想定されるすべてのリスクについての説明を聞き、本当に納得できるときだけVBAC出産を選択するようにしてください。

リスクを十分に把握した上で選択する

ほとんどの病院で、医師の方からVBAC出産を勧めてくれることはありません。VBAC出産のリスクをどう評価するかは意見の分かれる部分ではありますが、母体と胎児の健康を最優先にしなくてはいけない医師の立場としては、積極的に勧めたいものではないのです。

そのため、どの病院でもインフォームドコンセント(手術や治療、処置の実施前に十分な説明を行い、その説明に対して患者の同意を得ること)を重視し、妊婦さんの署名を得てからVBAC出産を実施しています。

あえてVBAC出産を選ぶということは、妊婦さん側にもリスクをきちんと把握し、健康や安全を最優先させるという責任が伴います。また、分娩時に何らかの異常があるときは、緊急帝王切開に切り替わるということも把握しておかなくてはなりません。

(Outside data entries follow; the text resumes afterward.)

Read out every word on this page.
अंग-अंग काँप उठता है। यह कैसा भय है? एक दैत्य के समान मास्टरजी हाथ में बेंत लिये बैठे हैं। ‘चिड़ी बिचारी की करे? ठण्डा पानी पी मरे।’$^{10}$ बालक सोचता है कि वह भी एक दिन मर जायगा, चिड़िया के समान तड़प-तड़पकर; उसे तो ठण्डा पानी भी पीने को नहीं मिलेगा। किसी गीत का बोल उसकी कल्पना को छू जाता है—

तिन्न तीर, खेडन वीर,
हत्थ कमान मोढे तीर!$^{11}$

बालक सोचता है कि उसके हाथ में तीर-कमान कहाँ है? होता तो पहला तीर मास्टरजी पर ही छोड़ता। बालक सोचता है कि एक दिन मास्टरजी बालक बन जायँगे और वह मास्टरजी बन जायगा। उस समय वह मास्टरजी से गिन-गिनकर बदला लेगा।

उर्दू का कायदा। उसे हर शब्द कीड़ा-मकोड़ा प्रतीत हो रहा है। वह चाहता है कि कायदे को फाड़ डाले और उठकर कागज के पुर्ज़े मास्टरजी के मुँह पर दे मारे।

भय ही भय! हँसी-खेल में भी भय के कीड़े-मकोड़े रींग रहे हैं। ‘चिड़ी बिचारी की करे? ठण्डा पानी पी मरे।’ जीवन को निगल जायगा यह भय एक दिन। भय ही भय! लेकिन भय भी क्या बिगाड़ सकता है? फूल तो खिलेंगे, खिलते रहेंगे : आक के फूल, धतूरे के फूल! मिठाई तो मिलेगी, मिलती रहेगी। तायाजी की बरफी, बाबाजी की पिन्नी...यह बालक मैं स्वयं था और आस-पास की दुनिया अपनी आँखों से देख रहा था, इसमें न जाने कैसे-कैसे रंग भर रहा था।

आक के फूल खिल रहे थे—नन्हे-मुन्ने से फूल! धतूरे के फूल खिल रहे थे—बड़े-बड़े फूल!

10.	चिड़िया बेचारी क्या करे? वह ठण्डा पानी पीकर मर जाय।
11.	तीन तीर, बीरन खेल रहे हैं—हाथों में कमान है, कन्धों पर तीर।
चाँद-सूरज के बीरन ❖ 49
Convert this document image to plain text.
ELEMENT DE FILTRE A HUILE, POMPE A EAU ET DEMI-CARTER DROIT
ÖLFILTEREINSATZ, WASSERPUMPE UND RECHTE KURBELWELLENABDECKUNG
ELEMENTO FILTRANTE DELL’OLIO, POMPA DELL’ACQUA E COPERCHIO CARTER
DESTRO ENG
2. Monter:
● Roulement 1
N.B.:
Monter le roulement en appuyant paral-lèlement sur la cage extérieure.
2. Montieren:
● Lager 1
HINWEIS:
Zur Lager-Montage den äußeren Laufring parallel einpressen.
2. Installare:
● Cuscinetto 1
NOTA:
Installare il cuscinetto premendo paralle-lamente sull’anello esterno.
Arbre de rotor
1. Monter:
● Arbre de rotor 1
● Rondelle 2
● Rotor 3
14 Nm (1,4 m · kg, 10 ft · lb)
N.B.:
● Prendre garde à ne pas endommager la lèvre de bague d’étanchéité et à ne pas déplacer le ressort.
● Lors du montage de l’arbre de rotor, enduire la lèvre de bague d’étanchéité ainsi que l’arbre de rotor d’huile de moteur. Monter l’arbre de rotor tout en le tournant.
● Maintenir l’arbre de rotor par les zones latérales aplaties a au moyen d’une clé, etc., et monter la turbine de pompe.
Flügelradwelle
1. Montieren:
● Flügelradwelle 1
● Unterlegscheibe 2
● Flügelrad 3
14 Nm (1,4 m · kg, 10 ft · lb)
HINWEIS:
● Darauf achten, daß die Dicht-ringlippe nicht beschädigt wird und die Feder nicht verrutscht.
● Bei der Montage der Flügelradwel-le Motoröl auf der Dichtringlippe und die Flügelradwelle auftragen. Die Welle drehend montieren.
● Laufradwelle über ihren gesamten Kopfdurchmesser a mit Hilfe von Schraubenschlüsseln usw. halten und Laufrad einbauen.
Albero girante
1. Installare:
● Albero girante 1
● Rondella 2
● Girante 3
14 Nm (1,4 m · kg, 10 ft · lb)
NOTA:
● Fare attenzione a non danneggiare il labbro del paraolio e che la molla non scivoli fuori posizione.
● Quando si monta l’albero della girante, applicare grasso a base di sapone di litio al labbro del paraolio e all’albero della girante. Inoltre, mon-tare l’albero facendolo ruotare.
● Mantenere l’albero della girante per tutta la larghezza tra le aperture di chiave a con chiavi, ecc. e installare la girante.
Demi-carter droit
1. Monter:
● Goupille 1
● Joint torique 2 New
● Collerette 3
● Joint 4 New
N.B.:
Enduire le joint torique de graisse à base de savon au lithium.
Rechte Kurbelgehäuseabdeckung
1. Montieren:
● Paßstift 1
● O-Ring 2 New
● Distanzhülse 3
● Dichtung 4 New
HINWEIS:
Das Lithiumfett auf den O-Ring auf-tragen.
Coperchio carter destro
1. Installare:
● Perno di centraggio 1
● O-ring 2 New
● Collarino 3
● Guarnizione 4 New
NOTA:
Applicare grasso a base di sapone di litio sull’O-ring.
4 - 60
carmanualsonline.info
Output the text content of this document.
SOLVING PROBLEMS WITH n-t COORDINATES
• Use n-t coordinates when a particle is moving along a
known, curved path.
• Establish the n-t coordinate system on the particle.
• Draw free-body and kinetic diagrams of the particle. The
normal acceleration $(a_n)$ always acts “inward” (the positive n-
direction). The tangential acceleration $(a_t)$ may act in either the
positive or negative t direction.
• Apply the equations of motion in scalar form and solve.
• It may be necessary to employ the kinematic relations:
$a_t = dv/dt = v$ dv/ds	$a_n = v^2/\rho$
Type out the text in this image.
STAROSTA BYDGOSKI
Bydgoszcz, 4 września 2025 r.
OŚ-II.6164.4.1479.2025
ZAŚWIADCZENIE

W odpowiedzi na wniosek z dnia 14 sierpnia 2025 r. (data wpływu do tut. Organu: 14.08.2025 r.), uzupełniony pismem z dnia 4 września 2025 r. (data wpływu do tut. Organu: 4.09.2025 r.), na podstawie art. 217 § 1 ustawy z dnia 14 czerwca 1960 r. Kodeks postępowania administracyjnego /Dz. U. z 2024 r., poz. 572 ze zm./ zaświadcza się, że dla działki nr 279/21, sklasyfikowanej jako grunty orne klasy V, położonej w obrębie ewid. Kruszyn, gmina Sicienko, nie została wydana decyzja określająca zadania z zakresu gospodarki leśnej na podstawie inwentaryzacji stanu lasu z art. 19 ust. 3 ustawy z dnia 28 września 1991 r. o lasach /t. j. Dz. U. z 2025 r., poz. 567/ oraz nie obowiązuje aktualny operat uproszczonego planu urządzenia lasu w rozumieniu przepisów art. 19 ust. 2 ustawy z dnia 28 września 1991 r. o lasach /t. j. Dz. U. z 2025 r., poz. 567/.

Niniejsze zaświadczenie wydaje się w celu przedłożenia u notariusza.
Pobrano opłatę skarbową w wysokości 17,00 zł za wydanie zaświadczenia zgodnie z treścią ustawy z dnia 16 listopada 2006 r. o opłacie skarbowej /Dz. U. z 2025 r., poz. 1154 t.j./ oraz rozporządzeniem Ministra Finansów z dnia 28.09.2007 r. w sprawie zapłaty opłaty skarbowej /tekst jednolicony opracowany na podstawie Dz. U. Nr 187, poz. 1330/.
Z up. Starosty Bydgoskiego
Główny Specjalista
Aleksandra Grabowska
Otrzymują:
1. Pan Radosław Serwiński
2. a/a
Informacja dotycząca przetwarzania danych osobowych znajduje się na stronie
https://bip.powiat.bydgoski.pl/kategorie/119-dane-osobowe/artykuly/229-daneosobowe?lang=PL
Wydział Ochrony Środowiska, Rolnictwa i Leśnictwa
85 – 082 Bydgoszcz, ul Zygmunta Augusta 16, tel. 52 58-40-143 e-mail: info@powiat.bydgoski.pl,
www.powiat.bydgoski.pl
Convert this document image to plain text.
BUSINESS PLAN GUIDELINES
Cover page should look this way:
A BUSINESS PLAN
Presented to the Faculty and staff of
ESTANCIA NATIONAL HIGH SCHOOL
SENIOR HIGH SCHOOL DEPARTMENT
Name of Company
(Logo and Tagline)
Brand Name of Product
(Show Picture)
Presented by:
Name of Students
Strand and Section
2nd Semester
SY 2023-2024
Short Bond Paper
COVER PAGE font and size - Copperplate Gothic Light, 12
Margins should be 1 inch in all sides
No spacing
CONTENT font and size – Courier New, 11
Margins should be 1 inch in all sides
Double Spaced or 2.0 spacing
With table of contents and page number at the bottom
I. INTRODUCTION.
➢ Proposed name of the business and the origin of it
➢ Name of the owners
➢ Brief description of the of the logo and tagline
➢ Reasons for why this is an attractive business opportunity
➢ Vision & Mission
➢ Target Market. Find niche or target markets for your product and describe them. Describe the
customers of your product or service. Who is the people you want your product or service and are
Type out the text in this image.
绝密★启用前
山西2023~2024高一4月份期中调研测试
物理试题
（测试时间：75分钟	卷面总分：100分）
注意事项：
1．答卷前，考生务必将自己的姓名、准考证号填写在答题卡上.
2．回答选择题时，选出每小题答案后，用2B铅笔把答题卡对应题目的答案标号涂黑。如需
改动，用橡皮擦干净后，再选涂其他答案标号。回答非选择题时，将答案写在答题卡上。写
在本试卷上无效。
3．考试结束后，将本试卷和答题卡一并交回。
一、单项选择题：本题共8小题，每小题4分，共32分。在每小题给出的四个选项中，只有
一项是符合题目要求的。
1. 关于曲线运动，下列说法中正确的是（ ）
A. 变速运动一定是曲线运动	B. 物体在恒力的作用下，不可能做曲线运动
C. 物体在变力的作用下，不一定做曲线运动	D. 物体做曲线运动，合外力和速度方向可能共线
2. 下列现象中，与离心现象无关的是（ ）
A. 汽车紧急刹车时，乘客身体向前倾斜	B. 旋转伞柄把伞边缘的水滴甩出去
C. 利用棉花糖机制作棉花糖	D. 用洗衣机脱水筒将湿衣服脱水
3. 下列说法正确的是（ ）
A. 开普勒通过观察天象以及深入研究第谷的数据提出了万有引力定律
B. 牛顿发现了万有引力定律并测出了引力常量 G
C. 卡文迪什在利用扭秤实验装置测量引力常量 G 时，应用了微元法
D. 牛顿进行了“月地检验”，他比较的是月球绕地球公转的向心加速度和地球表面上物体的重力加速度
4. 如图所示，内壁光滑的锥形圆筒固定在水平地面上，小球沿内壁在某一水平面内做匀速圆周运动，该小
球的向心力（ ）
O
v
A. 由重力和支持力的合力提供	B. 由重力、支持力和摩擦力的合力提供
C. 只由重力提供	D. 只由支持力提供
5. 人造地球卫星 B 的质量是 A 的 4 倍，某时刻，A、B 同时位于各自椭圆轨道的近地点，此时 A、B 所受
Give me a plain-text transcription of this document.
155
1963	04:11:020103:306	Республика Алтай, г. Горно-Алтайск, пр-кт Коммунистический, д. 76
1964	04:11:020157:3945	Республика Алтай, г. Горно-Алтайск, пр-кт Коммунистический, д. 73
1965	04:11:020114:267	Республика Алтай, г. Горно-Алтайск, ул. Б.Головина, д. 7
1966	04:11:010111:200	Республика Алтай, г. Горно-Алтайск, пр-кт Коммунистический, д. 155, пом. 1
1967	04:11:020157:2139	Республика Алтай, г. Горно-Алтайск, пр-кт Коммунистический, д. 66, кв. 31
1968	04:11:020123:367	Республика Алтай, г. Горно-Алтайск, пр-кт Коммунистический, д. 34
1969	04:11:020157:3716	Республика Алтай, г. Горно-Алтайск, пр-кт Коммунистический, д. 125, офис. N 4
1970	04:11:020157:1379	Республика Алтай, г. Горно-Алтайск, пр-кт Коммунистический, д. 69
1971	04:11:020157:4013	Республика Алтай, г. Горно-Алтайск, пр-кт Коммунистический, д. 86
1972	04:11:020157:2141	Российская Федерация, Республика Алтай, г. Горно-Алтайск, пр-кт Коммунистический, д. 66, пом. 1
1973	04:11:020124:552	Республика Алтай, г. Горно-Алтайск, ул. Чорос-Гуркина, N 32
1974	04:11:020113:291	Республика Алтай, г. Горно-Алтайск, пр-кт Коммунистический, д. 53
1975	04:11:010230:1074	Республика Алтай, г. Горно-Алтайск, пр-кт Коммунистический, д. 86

「前回は帝王切開だったから、今回は自然分娩が良い」程度の軽い気持ちで臨むことがないようにしてください。

妊娠中は徹底した自己管理をする

VBAC出産は、妊娠経過中に異常が起こらないことを前提に実施の許可がおります。そのため、もし妊娠高血圧症候群などの病気に罹患してしまうと、VBAC出産ではなく帝王切開による出産に切り替えられます。

「VBAC出産で赤ちゃんを産みたい」という結論が出たのなら、普段以上に自身の健康管理に注意する必要があります。

アルコールやタバコを避けるのはもちろん、体重管理のための運動や食事など、病院側の勧めに従って適切な方法で実行してください。

家族ともしっかりと話し合っておく

家族みんなにとって、妊婦さんと赤ちゃんの命と健康は大切なものですから、家族ともVBAC出産を本当に実施すべきなのか話し合っておく必要があります。

VBAC出産についての医師の説明は、できればパートナーや家族と一緒に聞きましょう。リスクやメリットについて、皆が深く理解しておいてください。

立ち会い出産についても決めておこう

VBAC出産は、問題が起こらなければ一般的な経腟分娩と変わりありません。立ち会い出産を希望するのかどうかについても話し合っておきましょう。

ただし、何度も説明した通り、リスクも伴う出産方法です。分娩室に入らないとしても、パートナーが付き添ってくれた方が妊産婦さんとしては心強いはずです。